First, a few excerpts:

"It’s a mindset that encourages one to squeeze every ounce of value from every situation. The highs, lows, and in–between hold a lesson, an opportunity for growth and learning."

"Imagine seeing a crisis not as a catastrophe but as a classroom."

"The essence of ‘Full Benefit’ lies in continuous learning, adaptation, and improvement."

This reminds me of Adam Grant's book Think Again and his advice of keeping a "rethinking scorecard." What 'truths' or widely held beliefs deserve closer scrutiny? This might represent anything:

  • How important are analytics?
  • Can the "Four Factors" be applied to other sports?
  • Are our 'draft' or 'recruiting' principles working? 
  • How can we improve our player development? 
  • What players are 'misvalued' - over or undervalued? 
  • Knowing that isolation points/possession are lower than many other play types, why do NBA teams invariably choose them for the final possession? Tradition, convention, ego? 
  • What are examples of "sunk cost" fallacy? 
Any of these questions could become their own study. 

The 'After Action Review' or 'Postmortem Examination' following a game or season might add clarity or confusion depending on both methods and results.  

We could trend player and team performance (subjectively and objectively).

For players with unexpected over- or underachievement, ask why? Did performance reflect role, growth, injury, style of play, outlier game(s), personal issues (family, friends, academics)? 

Did we examine operations from both internal (teamwork, competition, relationships) and external factors? 

Have we examined our preparation, practice, game planning, substitution, game management, and "operations trajectory." Were we the same team at the end of the season, worse, or much better? 

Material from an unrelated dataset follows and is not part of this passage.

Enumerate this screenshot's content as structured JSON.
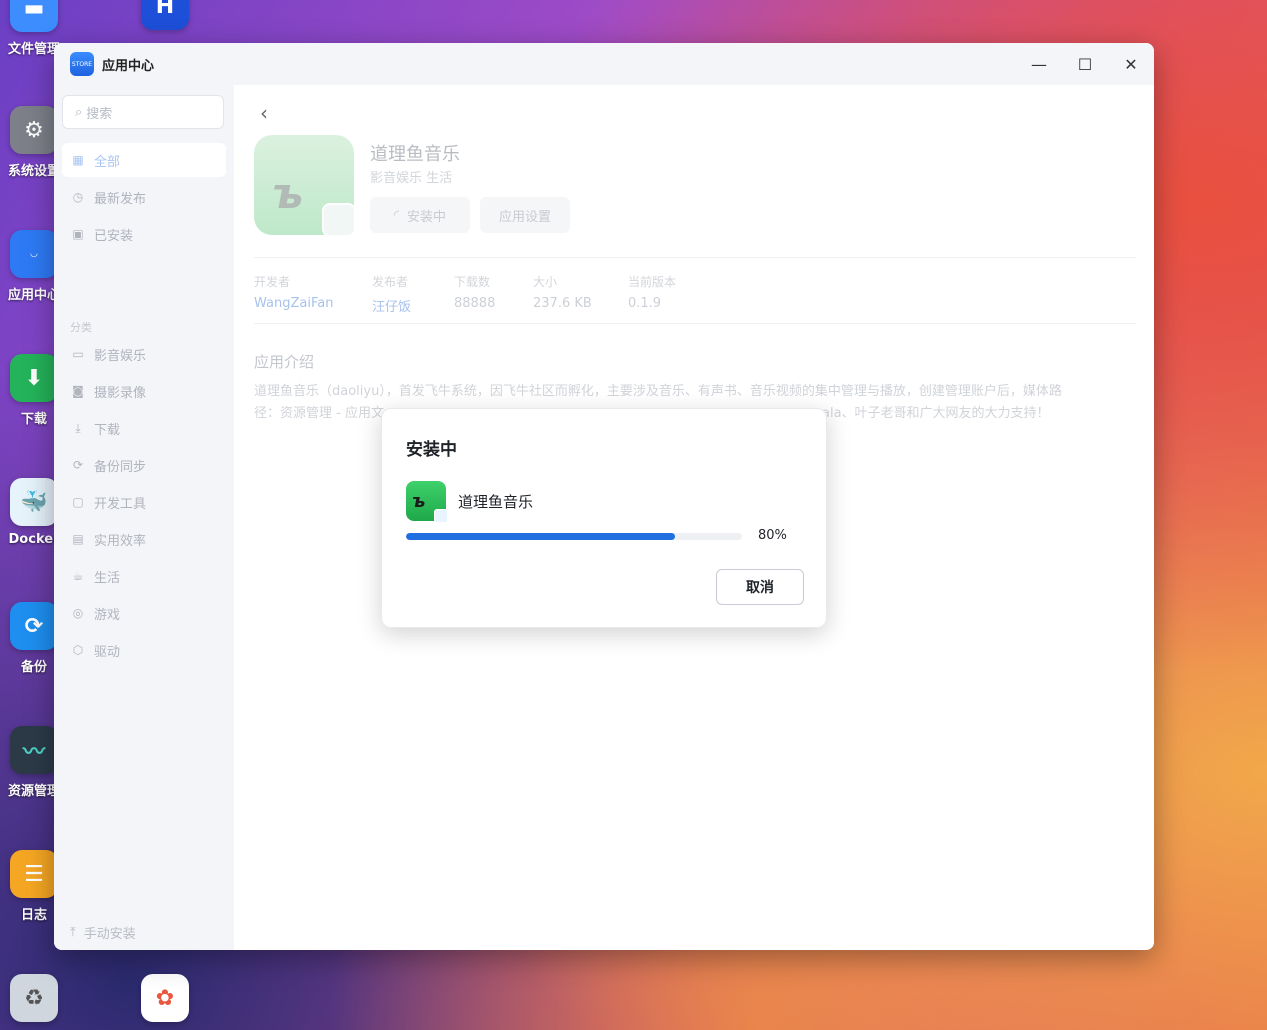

Have we used "Full Benefit" to thank those who contributed in the many aspects of team and to organize offseason changes where we fell short? "Thanks is the cheapest form of compensation." - Robert Townsend

Bias limits reliable self-grading of our coaching. Setting up 'metrics' for objective trending in advance might help. The court is our classroom and laboratory and our Trafalgar and Waterloo. 

Lagniappe. 

Lagniappe 2. This is gold. If a team lacks the individual skills to contain and to attack, they fail. 

Lagniappe 3. Weighty.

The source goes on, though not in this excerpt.